Serially diluted NK − cells were analyzed in triplicate using FI, an automated cell counter, and fluorescence-activated cell sorting. A morphology-assisted software filter was developed and optimized in FI based on reference parameters obtained from CC and FACS, which included cell size, circularity, aspect ratio, and intensity profile.

Results

The FI method achieved excellent linearity (R² = 0.9996), accuracy of (98 − 102)%, and precision (CV < 2.5%), confirming its analytical reliability and reproducibility. FI also demonstrated strong correlation with fluorescence-based viability results, accurately distinguishing live, dead, and debris populations without labeling. Importantly, media filtration prior to analysis significantly reduced background particles and improved the consistency of viability and morphological assessments.

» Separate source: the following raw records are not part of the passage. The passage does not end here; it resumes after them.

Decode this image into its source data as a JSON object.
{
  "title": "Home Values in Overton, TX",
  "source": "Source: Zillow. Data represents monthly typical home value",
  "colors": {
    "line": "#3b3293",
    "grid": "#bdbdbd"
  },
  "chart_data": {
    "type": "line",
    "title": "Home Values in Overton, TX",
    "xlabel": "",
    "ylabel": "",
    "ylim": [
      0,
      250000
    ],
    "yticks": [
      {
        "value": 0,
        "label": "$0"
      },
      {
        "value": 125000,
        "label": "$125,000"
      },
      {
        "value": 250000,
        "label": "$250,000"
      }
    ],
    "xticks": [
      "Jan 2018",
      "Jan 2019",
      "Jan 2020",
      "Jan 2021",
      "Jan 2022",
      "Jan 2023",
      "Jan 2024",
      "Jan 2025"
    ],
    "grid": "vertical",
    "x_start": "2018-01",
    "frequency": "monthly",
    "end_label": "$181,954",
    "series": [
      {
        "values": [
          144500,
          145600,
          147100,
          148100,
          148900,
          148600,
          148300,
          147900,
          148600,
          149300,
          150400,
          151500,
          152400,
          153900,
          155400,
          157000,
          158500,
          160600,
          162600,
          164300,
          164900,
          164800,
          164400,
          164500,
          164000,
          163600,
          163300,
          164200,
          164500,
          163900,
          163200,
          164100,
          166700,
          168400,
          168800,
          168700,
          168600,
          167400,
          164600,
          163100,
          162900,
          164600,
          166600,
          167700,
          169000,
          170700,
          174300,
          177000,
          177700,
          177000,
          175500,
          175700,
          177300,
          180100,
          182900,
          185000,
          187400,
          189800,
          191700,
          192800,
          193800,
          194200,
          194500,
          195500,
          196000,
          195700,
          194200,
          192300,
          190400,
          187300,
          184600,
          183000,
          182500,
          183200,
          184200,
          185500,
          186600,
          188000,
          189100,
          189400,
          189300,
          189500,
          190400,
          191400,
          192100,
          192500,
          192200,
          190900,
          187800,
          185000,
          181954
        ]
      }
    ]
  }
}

Particle-size distribution and suspension studies further revealed that debris aggregation and uneven media dispersion can distort apparent viability, emphasizing the importance of pre-filtration and suspension homogeneity.

Conclusion

The validated FI workflow provides a label-free, image-traceable, and morphology-resolved approach to quantitative NK–cell analysis. The demonstrated relationship between cell viability, linearity, and analytical precision highlights FI’s potential as a robust process-analytical and quality control tool in both research and clinical cell-therapy manufacturing.